Le point de vue du Guardian sur les dangers en ligne : Internet a besoin d’être modernisé | Éditorial
Fou quiconque nourrit des doutes sur l’ampleur du défi à relever pour tenter de rendre Internet plus sûr, surtout pour les enfants, un nouveau programme Channel 4 Dispatches sur le métaverse est susceptible de les dissiper. La présentatrice, Yinka Bokinni, se présente comme une passionnée de technologie avant d’enfiler un casque Oculus et de se diriger vers le réseau de mondes virtuels 3D que Metas Mark Zuckerberg décrit comme la prochaine frontière d’Internet. Ce qu’elle y trouve la laisse visiblement secouée. Le harcèlement sexuel, les menaces de viol et les épithètes racistes sont omniprésents, et l’enfance offre peu de protection (l’un des avatars qu’elle adopte a 13 ans). Même la pédophilie est librement admise.
De retour dans le monde réel, le projet de loi sur la sécurité en ligne du gouvernement britannique est sur le point de devenir une loi. Il a eu sa deuxième lecture à la Chambre des communes ce mois-ci et bénéficie d’un large soutien, bien que les travaillistes essaient probablement de modifier les dispositions accordant au secrétaire d’État des pouvoirs qui devraient rester avec le régulateur, Ofcom. Pendant ce temps à Bruxelles, un accord rapprochant la promulgation d’une loi sur les services numériques a été conclu ce week-end. Il interdira certains types de publicité ciblée, ouvrira la voie à des amendes pouvant atteindre 6 % du chiffre d’affaires mondial et facturera aux entreprises des frais pour payer la conformité.
L’Europe montre la voie en matière de réglementation de l’internet, en développant des normes et en faisant des demandes aux entreprises qui pourraient, en fin de compte, être adoptées et adaptées ailleurs. Déjà, les législateurs californiens ont introduit des mesures basées sur le code de conception adapté à l’âge du Royaume-Uni, une tentative de moderniser les plates-formes avec les fonctionnalités de protection qui auraient dû être là en premier lieu. Dans un discours prononcé la semaine dernière, Barack Obama a mis en garde contre la menace croissante que la désinformation en ligne fait peser sur la démocratie et a appelé à plus de responsabilité.

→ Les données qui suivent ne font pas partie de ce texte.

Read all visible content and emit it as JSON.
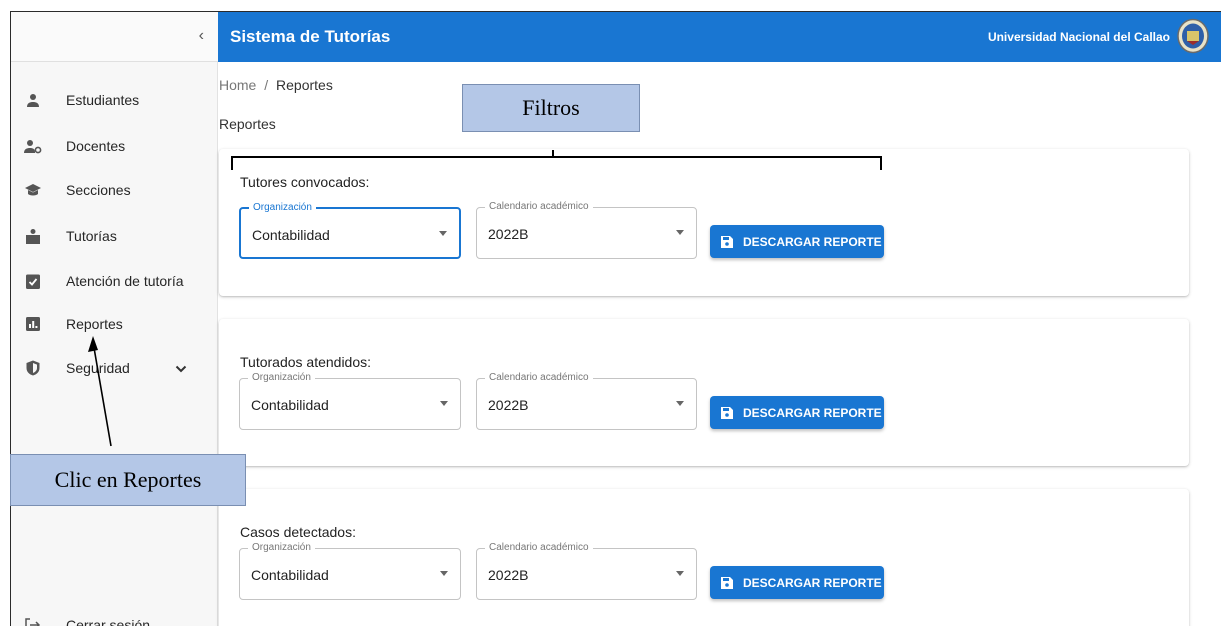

Mais l’émergence du concept de métaverse, dans lequel Meta (anciennement Facebook) a investi 10 milliards de dollars l’année dernière, et les scènes horrifiantes des jeux d’espace virtuel mises en évidence par Dispatches, soulèvent une perspective inquiétante. C’est que pendant que les décideurs politiques s’efforcent de contrôler le chaos sur les plateformes existantes, les milliardaires qui contrôlent les médias numériques font déjà un bond en avant, tout en ignorant, selon leur habitude bien ancrée, les nouveaux dangers que les nouveaux modes de création d’argent en ligne ne manqueront pas de créer. Metas Quest a été l’application la plus téléchargée le jour de Noël en 2021, avec 8 millions de casques Oculus vendus à ce jour.
Les décideurs politiques et les militants méritent d’être félicités. Déjà, l’examen du projet de loi britannique a conduit à des changements, notamment l’introduction attendue depuis longtemps de la vérification obligatoire de l’âge pour les sites pornographiques et la promesse de protections plus claires pour la presse. Mais il n’y a pas de place pour la complaisance. Les groupes de femmes estiment que les mesures visant à lutter contre les abus sexuels en ligne sont insuffisantes, malgré la création d’une nouvelle infraction de cyberflashing. Et il y a des inquiétudes quant à la façon dont le projet de loi définira le discours légal mais préjudiciable, dont les principales plates-formes seront nécessaires pour protéger les adultes. Mumsnet craint que les discussions des utilisateurs sur des sujets tels que les troubles de l’alimentation n’enfreignent les règles visant à bloquer les contenus préjudiciables.
Les députés de tous les partis devraient s’engager sur ces questions et encourager un débat plus large. L’approche réglementaire laxiste initiale des médias sociaux était une erreur. Les hypothèses de bon comportement par défaut des utilisateurs se sont révélées extrêmement trop optimistes. Les entreprises n’auraient jamais dû être autorisées à lancer des produits destinés aux enfants sans prouver au préalable qu’ils étaient sûrs. Si les ministres vont rejeter la proposition du NSPCC de sanctions pénales pour les patrons d’entreprises technologiques qui permettent que des crimes graves contre des enfants soient commis sur leurs plateformes, ils doivent expliquer pourquoi. Comme le souligne l’organisme de bienfaisance, le secteur des services financiers en a.
Le pouvoir, la richesse et l’influence du secteur technologique sont immenses. Mais les gouvernements ne sont pas des faibles. La sécurité en ligne ne doit plus jamais être une réflexion après coup.